Approximately two thirds of women who reach menopause develop menopausal symptoms, primarily hot flashes. Hormone therapy long was considered the first-line treatment for vasomotor symptoms. However, given the results of the Women’s Health Initiative (WHI), many women are reluctant to use exogenous hormones for symptomatic treatment and are turning to botanicals and dietary supplement (BDS) products for relief. Despite the fact that there is limited scientific evidence describing efficacy and long-term safety of such products, many women find these natural treatments appealing. Perimenopausal and postmenopausal women are among the highest users of these products, but 70% of women do not tell their healthcare providers about their use. Compounding this issue is the fact that few clinicians ask their patients about use of BDS, largely because they have not been exposed to alternative medical practices in their training and are unfamiliar with these products.
This paper reviews the botanicals and dietary supplements commonly used in menopause (such as black cohosh, red clover, and soy products) as well as the available data on efficacy and safety. We searched the MEDLINE database from 1966 to December 2004 using terms related to BDS and menopausal symptoms for perimenopausal or postmenopausal women. Abstracts from relevant meetings as well as reference books and websites on herbal supplements were also searched. Randomized, controlled trials (RCTs) were used if available; open trials and comparison group studies were used when RCTs were not available.
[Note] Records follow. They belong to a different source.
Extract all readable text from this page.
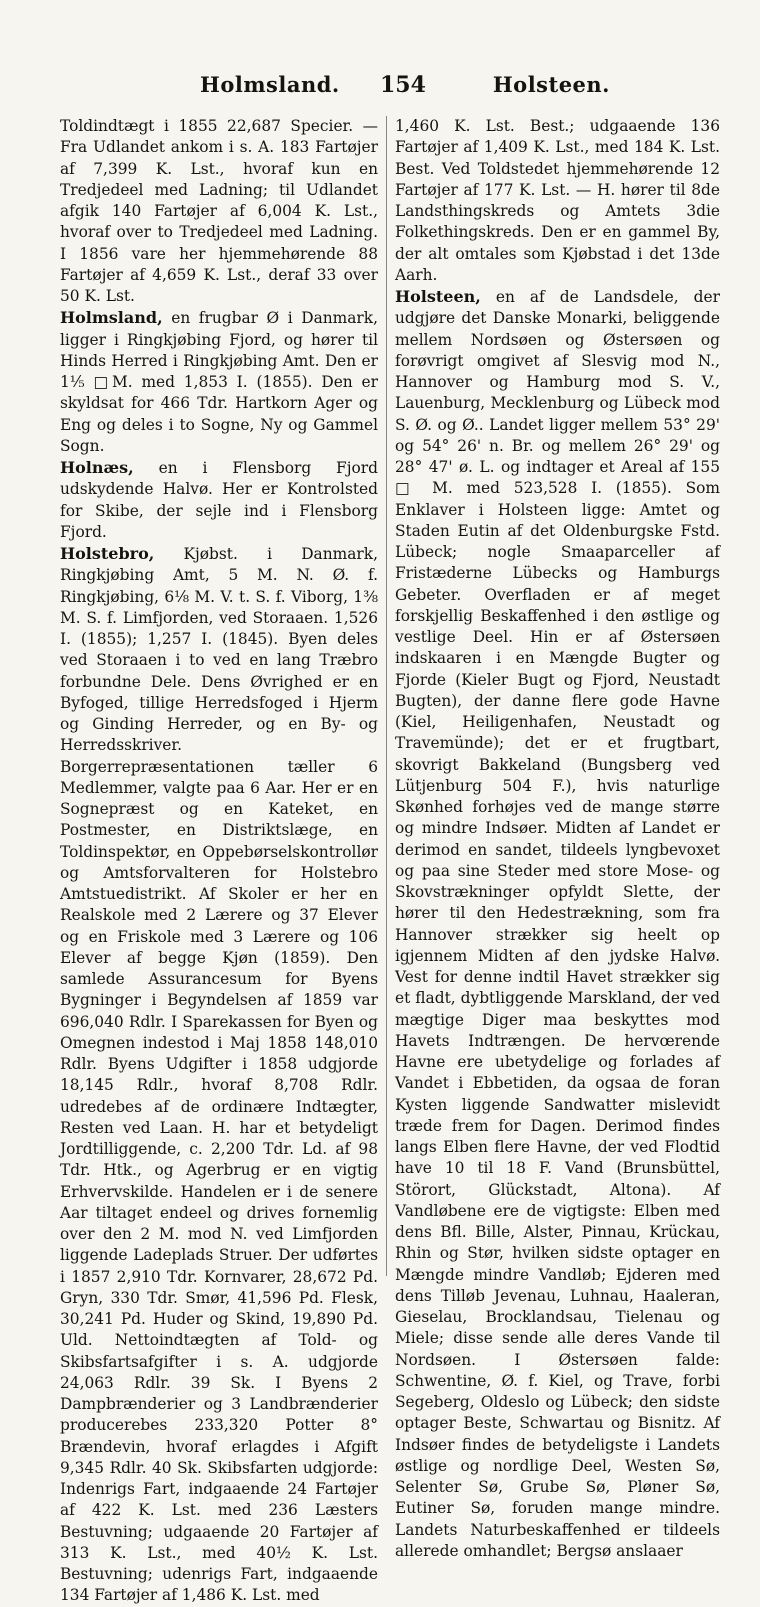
Holmsland. 154	Holsteen.

Toldindtægt i 1855 22,687 Specier. — Fra Udlandet ankom i s. A. 183 Fartøjer af 7,399 K. Lst., hvoraf kun en Tredjedeel med Ladning; til Udlandet afgik 140 Fartøjer af 6,004 K. Lst., hvoraf over to Tredjedeel med Ladning. I 1856 vare her hjemmehørende 88 Fartøjer af 4,659 K. Lst., deraf 33 over 50 K. Lst.

Holmsland, en frugbar Ø i Danmark, ligger i Ringkjøbing Fjord, og hører til Hinds Herred i Ringkjøbing Amt. Den er 1⅕ □M. med 1,853 I. (1855). Den er skyldsat for 466 Tdr. Hartkorn Ager og Eng og deles i to Sogne, Ny og Gammel Sogn.

Holnæs, en i Flensborg Fjord udskydende Halvø. Her er Kontrolsted for Skibe, der sejle ind i Flensborg Fjord.

Holstebro, Kjøbst. i Danmark, Ringkjøbing Amt, 5 M. N. Ø. f. Ringkjøbing, 6⅛ M. V. t. S. f. Viborg, 1⅜ M. S. f. Limfjorden, ved Storaaen. 1,526 I. (1855); 1,257 I. (1845). Byen deles ved Storaaen i to ved en lang Træbro forbundne Dele. Dens Øvrighed er en Byfoged, tillige Herredsfoged i Hjerm og Ginding Herreder, og en By- og Herredsskriver. Borgerrepræsentationen tæller 6 Medlemmer, valgte paa 6 Aar. Her er en Sognepræst og en Kateket, en Postmester, en Distriktslæge, en Toldinspektør, en Oppebørselskontrollør og Amtsforvalteren for Holstebro Amtstuedistrikt. Af Skoler er her en Realskole med 2 Lærere og 37 Elever og en Friskole med 3 Lærere og 106 Elever af begge Kjøn (1859). Den samlede Assurancesum for Byens Bygninger i Begyndelsen af 1859 var 696,040 Rdlr. I Sparekassen for Byen og Omegnen indestod i Maj 1858 148,010 Rdlr. Byens Udgifter i 1858 udgjorde 18,145 Rdlr., hvoraf 8,708 Rdlr. udredebes af de ordinære Indtægter, Resten ved Laan. H. har et betydeligt Jordtilliggende, c. 2,200 Tdr. Ld. af 98 Tdr. Htk., og Agerbrug er en vigtig Erhvervskilde. Handelen er i de senere Aar tiltaget endeel og drives fornemlig over den 2 M. mod N. ved Limfjorden liggende Ladeplads Struer. Der udførtes i 1857 2,910 Tdr. Kornvarer, 28,672 Pd. Gryn, 330 Tdr. Smør, 41,596 Pd. Flesk, 30,241 Pd. Huder og Skind, 19,890 Pd. Uld. Nettoindtægten af Told- og Skibsfartsafgifter i s. A. udgjorde 24,063 Rdlr. 39 Sk. I Byens 2 Dampbrænderier og 3 Landbrænderier producerebes 233,320 Potter 8° Brændevin, hvoraf erlagdes i Afgift 9,345 Rdlr. 40 Sk. Skibsfarten udgjorde: Indenrigs Fart, indgaaende 24 Fartøjer af 422 K. Lst. med 236 Læsters Bestuvning; udgaaende 20 Fartøjer af 313 K. Lst., med 40½ K. Lst. Bestuvning; udenrigs Fart, indgaaende 134 Fartøjer af 1,486 K. Lst. med

1,460 K. Lst. Best.; udgaaende 136 Fartøjer af 1,409 K. Lst., med 184 K. Lst. Best. Ved Toldstedet hjemmehørende 12 Fartøjer af 177 K. Lst. — H. hører til 8de Landsthingskreds og Amtets 3die Folkethingskreds. Den er en gammel By, der alt omtales som Kjøbstad i det 13de Aarh.

Holsteen, en af de Landsdele, der udgjøre det Danske Monarki, beliggende mellem Nordsøen og Østersøen og forøvrigt omgivet af Slesvig mod N., Hannover og Hamburg mod S. V., Lauenburg, Mecklenburg og Lübeck mod S. Ø. og Ø.. Landet ligger mellem 53° 29' og 54° 26' n. Br. og mellem 26° 29' og 28° 47' ø. L. og indtager et Areal af 155 □ M. med 523,528 I. (1855). Som Enklaver i Holsteen ligge: Amtet og Staden Eutin af det Oldenburgske Fstd. Lübeck; nogle Smaaparceller af Fristæderne Lübecks og Hamburgs Gebeter. Overfladen er af meget forskjellig Beskaffenhed i den østlige og vestlige Deel. Hin er af Østersøen indskaaren i en Mængde Bugter og Fjorde (Kieler Bugt og Fjord, Neustadt Bugten), der danne flere gode Havne (Kiel, Heiligenhafen, Neustadt og Travemünde); det er et frugtbart, skovrigt Bakkeland (Bungsberg ved Lütjenburg 504 F.), hvis naturlige Skønhed forhøjes ved de mange større og mindre Indsøer. Midten af Landet er derimod en sandet, tildeels lyngbevoxet og paa sine Steder med store Mose- og Skovstrækninger opfyldt Slette, der hører til den Hedestrækning, som fra Hannover strækker sig heelt op igjennem Midten af den jydske Halvø. Vest for denne indtil Havet strækker sig et fladt, dybtliggende Marskland, der ved mægtige Diger maa beskyttes mod Havets Indtrængen. De hervœrende Havne ere ubetydelige og forlades af Vandet i Ebbetiden, da ogsaa de foran Kysten liggende Sandwatter mislevidt træde frem for Dagen. Derimod findes langs Elben flere Havne, der ved Flodtid have 10 til 18 F. Vand (Brunsbüttel, Störort, Glückstadt, Altona). Af Vandløbene ere de vigtigste: Elben med dens Bfl. Bille, Alster, Pinnau, Krückau, Rhin og Stør, hvilken sidste optager en Mængde mindre Vandløb; Ejderen med dens Tilløb Jevenau, Luhnau, Haaleran, Gieselau, Brocklandsau, Tielenau og Miele; disse sende alle deres Vande til Nordsøen. I Østersøen falde: Schwentine, Ø. f. Kiel, og Trave, forbi Segeberg, Oldeslo og Lübeck; den sidste optager Beste, Schwartau og Bisnitz. Af Indsøer findes de betydeligste i Landets østlige og nordlige Deel, Westen Sø, Selenter Sø, Grube Sø, Pløner Sø, Eutiner Sø, foruden mange mindre. Landets Naturbeskaffenhed er tildeels allerede omhandlet; Bergsø anslaaer
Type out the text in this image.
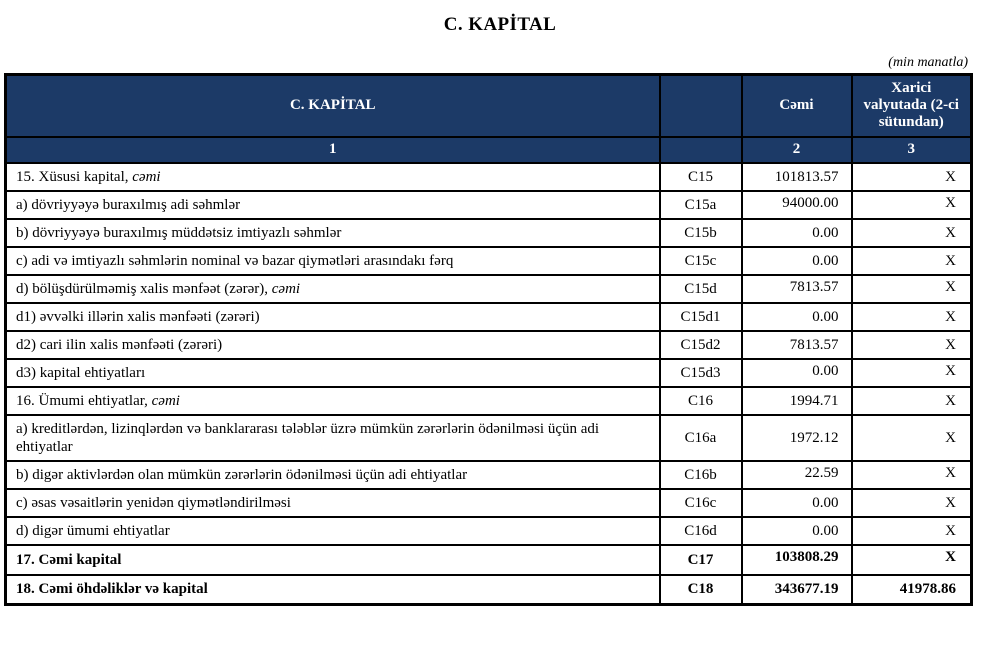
C. KAPİTAL
(min manatla)
C. KAPİTAL		Cəmi	Xarici valyutada (2-ci sütundan)
1		2	3
15. Xüsusi kapital, cəmi	C15	101813.57	X
a) dövriyyəyə buraxılmış adi səhmlər	C15a	94000.00	X
b) dövriyyəyə buraxılmış müddətsiz imtiyazlı səhmlər	C15b	0.00	X
c) adi və imtiyazlı səhmlərin nominal və bazar qiymətləri arasındakı fərq	C15c	0.00	X
d) bölüşdürülməmiş xalis mənfəət (zərər), cəmi	C15d	7813.57	X
d1) əvvəlki illərin xalis mənfəəti (zərəri)	C15d1	0.00	X
d2) cari ilin xalis mənfəəti (zərəri)	C15d2	7813.57	X
d3) kapital ehtiyatları	C15d3	0.00	X
16. Ümumi ehtiyatlar, cəmi	C16	1994.71	X
a) kreditlərdən, lizinqlərdən və banklararası tələblər üzrə mümkün zərərlərin ödənilməsi üçün adi ehtiyatlar	C16a	1972.12	X
b) digər aktivlərdən olan mümkün zərərlərin ödənilməsi üçün adi ehtiyatlar	C16b	22.59	X
c) əsas vəsaitlərin yenidən qiymətləndirilməsi	C16c	0.00	X
d) digər ümumi ehtiyatlar	C16d	0.00	X
17. Cəmi kapital	C17	103808.29	X
18. Cəmi öhdəliklər və kapital	C18	343677.19	41978.86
RESULTS AND CONCLUSIONS:The evidence to date suggests that black cohosh is safe and effective for reducing menopausal symptoms, primarily hot flashes and possibly mood disorders. Phytoestrogen extracts, including soy foods and red clover, appear to have at best only minimal effect on menopausal symptoms but have positive health effects on plasma lipid concentrations and may reduce heart disease. St. John’s wort has been shown to improve mild to moderate depression in the general population and appears to show efficacy for mood disorders related to the menopausal transition. Other commonly used botanicals have limited evidence to demonstrate safety and efficacy for relief of symptoms related to menopause.